# Finished up a few last week.



## chuck richards (Feb 1, 2010)

Finished up a few last week for a couple shows I am doing.

First is a big Chopper with a W2 blade, stainless and silicon bronze guard and canvas micarta handle. A real brush buster.










Next a Bowie/Fighter in W pattern damascus with a hot wax finish and heat textured wrought iron guard and Stabilized redwood burl handle.










And finally a nice little Hunter Utility with Turkish Twist Damascus, again hot wax wrought guard and stainless and coined copper spacer. Handle is stabilized fiddle back maple.


----------



## prairiewolf (Feb 19, 2012)

Very nice work, I really like the last one !


----------



## chuck richards (Feb 1, 2010)

That one is a beauty. Thanks


----------



## hassell (Feb 9, 2010)

My Oh My such beautiful work, the last one also peaks my interest. Thanks for sharing.


----------



## catcapper (Feb 11, 2010)

Very nice work Mr. Richards. :thumbsup:

awprint:


----------



## youngdon (Mar 10, 2010)

Congrats on the award Chuck ! Between the blade and the redwood burl that Bowie fighter is wild. Excellent work on all three.


----------



## OHIOOutdoors2 (May 1, 2013)

I have been wanting to know this for a while.

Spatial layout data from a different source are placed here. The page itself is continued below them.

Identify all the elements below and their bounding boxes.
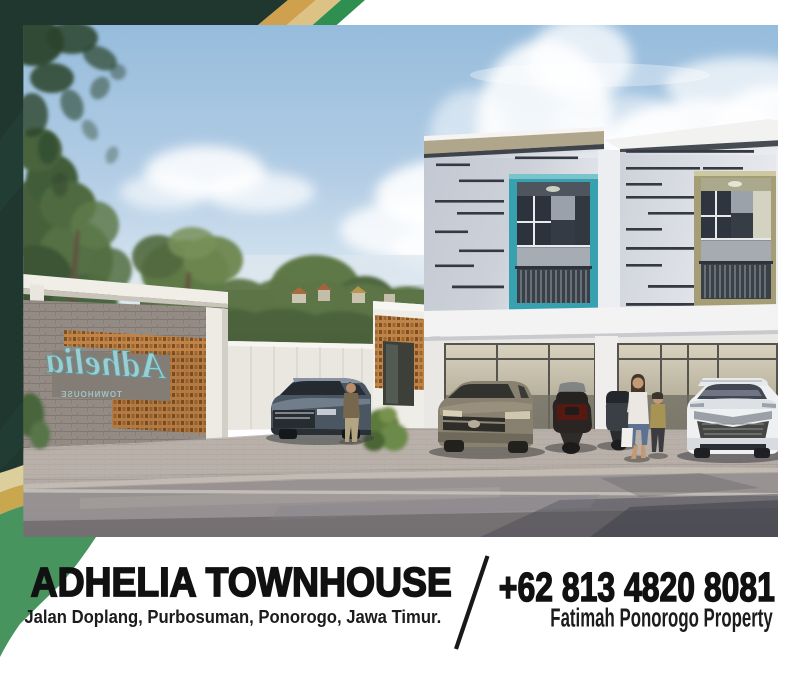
svg-text:Fatimah Ponorogo Property: Fatimah Ponorogo Property: [550, 603, 772, 633]
svg-text:TOWNHOUSE: TOWNHOUSE: [60, 390, 122, 399]
svg-text:Adhelia: Adhelia: [45, 340, 168, 387]
svg-text:ADHELIA TOWNHOUSE: ADHELIA TOWNHOUSE: [31, 561, 452, 606]
svg-text:Jalan Doplang, Purbosuman, Pon: Jalan Doplang, Purbosuman, Ponorogo, Jaw…: [24, 606, 441, 627]
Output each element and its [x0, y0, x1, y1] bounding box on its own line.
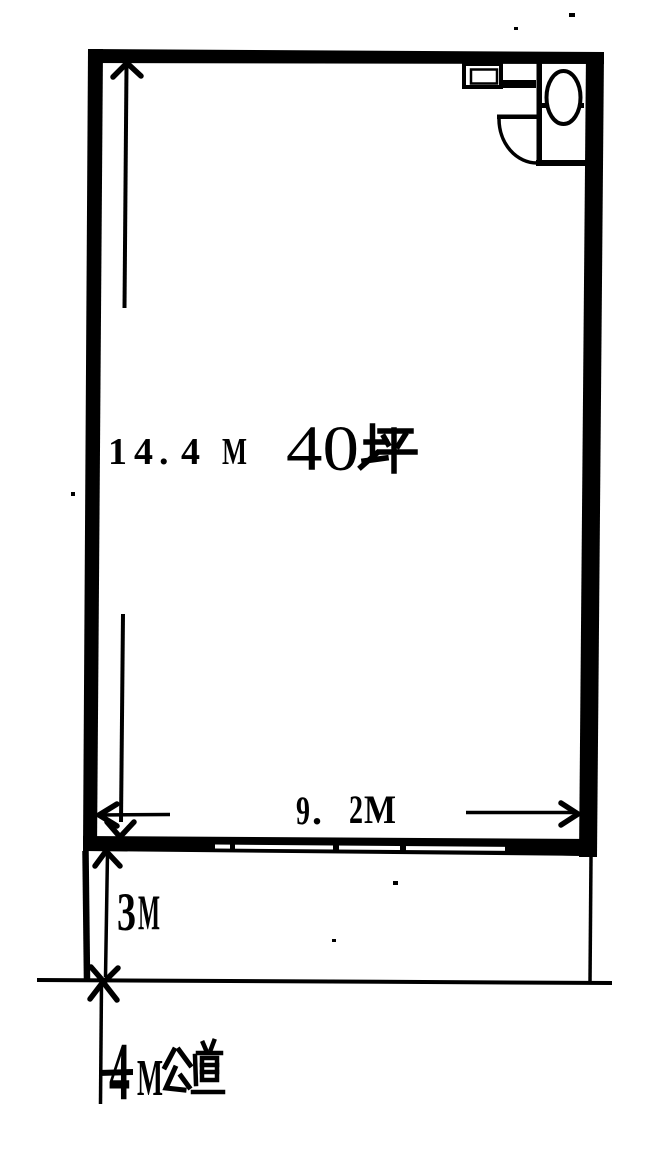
- svg-text:M: M: [364, 787, 396, 832]
- svg-text:3: 3: [117, 882, 136, 942]
- svg-text:M: M: [138, 884, 160, 940]
- svg-text:M: M: [222, 431, 247, 473]
- svg-text:9: 9: [296, 788, 310, 833]
- svg-text:2: 2: [349, 787, 363, 832]
- svg-text:.: .: [312, 788, 322, 833]
- svg-text:40: 40: [286, 413, 359, 485]
- svg-text:4: 4: [109, 1025, 130, 1117]
- svg-text:M: M: [137, 1050, 163, 1107]
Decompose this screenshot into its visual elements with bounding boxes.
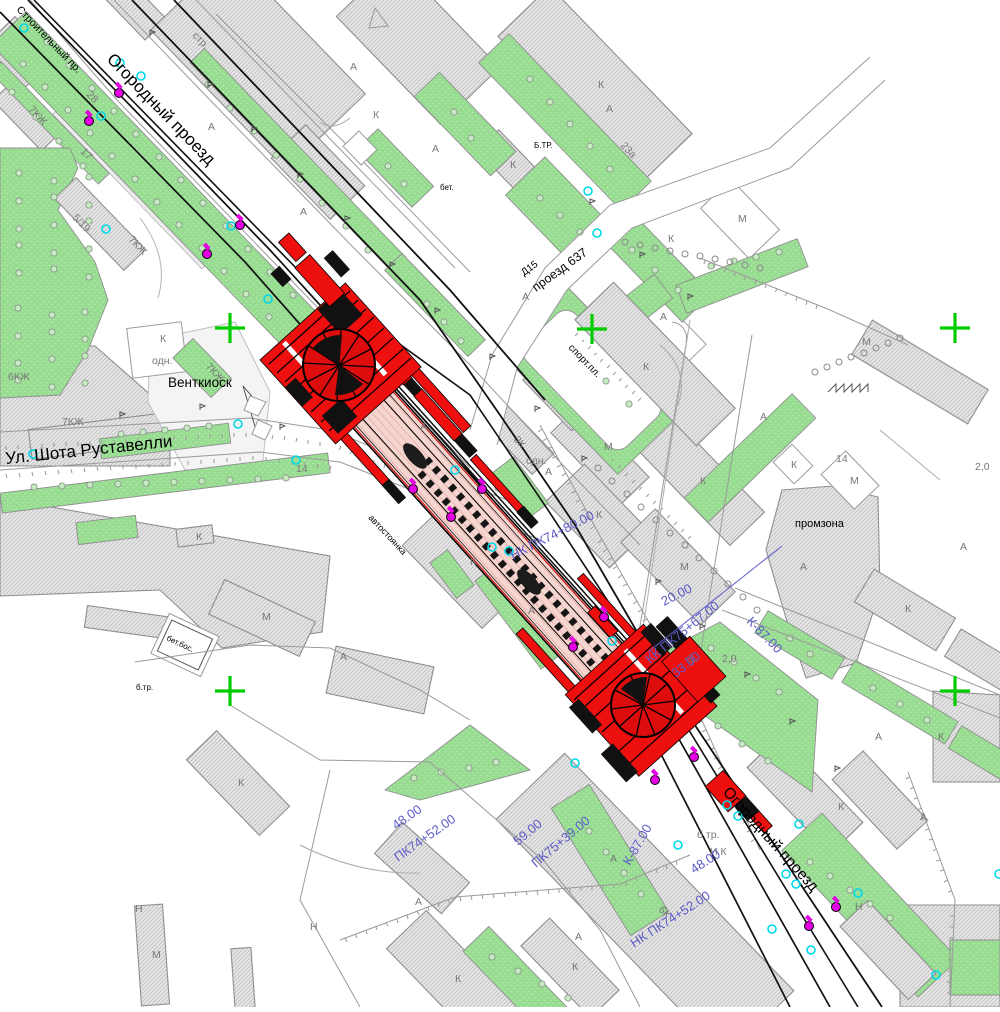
svg-text:А: А [350, 61, 357, 73]
svg-text:К: К [470, 556, 477, 568]
svg-text:Н: Н [855, 901, 863, 913]
svg-text:М: М [850, 475, 859, 487]
svg-text:К: К [905, 603, 912, 615]
svg-text:А: А [420, 421, 427, 433]
svg-text:К: К [160, 333, 167, 345]
svg-text:М: М [262, 611, 271, 623]
svg-text:К: К [238, 777, 245, 789]
svg-text:14: 14 [296, 463, 308, 475]
svg-text:А: А [208, 121, 215, 133]
svg-text:7КЖ: 7КЖ [62, 416, 84, 428]
svg-text:К: К [938, 731, 945, 743]
svg-text:А: А [610, 853, 617, 865]
svg-text:К: К [791, 459, 798, 471]
svg-text:А: А [660, 311, 667, 323]
svg-text:14: 14 [836, 453, 848, 465]
svg-text:К: К [572, 961, 579, 973]
svg-text:М: М [680, 561, 689, 573]
svg-text:одн.: одн. [526, 455, 546, 467]
svg-text:6КЖ: 6КЖ [8, 371, 30, 383]
svg-text:А: А [415, 896, 422, 908]
svg-text:одн.: одн. [152, 355, 172, 367]
svg-text:А: А [522, 291, 529, 303]
svg-text:А: А [340, 651, 347, 663]
svg-text:М: М [862, 336, 871, 348]
svg-text:К: К [700, 475, 707, 487]
svg-text:Б.ТР.: Б.ТР. [534, 141, 552, 150]
svg-text:А: А [528, 605, 535, 617]
svg-text:бет.: бет. [440, 183, 454, 192]
svg-text:А: А [432, 143, 439, 155]
svg-text:А: А [575, 931, 582, 943]
svg-text:К: К [598, 79, 605, 91]
svg-text:А: А [920, 811, 927, 823]
svg-text:А: А [545, 466, 552, 478]
svg-text:А: А [800, 561, 807, 573]
svg-text:промзона: промзона [795, 518, 845, 530]
svg-text:К: К [455, 973, 462, 985]
svg-text:К: К [373, 109, 380, 121]
svg-text:б.тр.: б.тр. [697, 829, 720, 841]
svg-text:Н: Н [135, 903, 143, 915]
svg-text:А: А [760, 411, 767, 423]
svg-text:К: К [668, 233, 675, 245]
svg-text:А: А [606, 103, 613, 115]
svg-text:А: А [300, 206, 307, 218]
svg-text:К: К [838, 801, 845, 813]
svg-text:2,0: 2,0 [975, 461, 990, 473]
svg-text:К: К [196, 531, 203, 543]
svg-text:М: М [738, 213, 747, 225]
svg-text:К: К [596, 509, 603, 521]
svg-text:М: М [152, 949, 161, 961]
svg-text:б.тр.: б.тр. [136, 683, 153, 692]
svg-text:К: К [643, 361, 650, 373]
svg-text:К: К [510, 159, 517, 171]
svg-text:А: А [960, 541, 967, 553]
svg-text:М: М [604, 441, 613, 453]
svg-text:2,0: 2,0 [722, 653, 737, 665]
svg-text:Н: Н [310, 921, 318, 933]
svg-text:А: А [875, 731, 882, 743]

How much would a custom blade like one of the three above run a fellow? Beautiful work by the way!


----------



## youngdon (Mar 10, 2010)

http://acrichardscustomknives.com

Check out his site


----------



## dwtrees (Mar 5, 2012)

WOW..............Those are simply amazingly beautiful works of art.

Are they for sale?


----------



## Ruger (Jan 22, 2011)

Awesome!!!!!!


----------



## chuck richards (Feb 1, 2010)

dwtrees said:


> WOW..............Those are simply amazingly beautiful works of art.
> 
> Are they for sale?


I do sell them. The Chopper and the Hunter are already sold but I can always make another. If you are interested you can PM me or email at woodchuckforge at gmail dot com

Thank you all for the feedback


----------



## jimmy shutt (Jun 2, 2013)

works of art, very nice Chuck


----------



## azpredatorhunter (Jul 24, 2012)

Nice and nice...


----------



## glenway (Mar 27, 2011)

The redwood burl on the Damascus fighter is a great match.


----------



## NattyB (Jan 5, 2012)

Wow. Nice pieces. Curly maple always finishes nice.


----------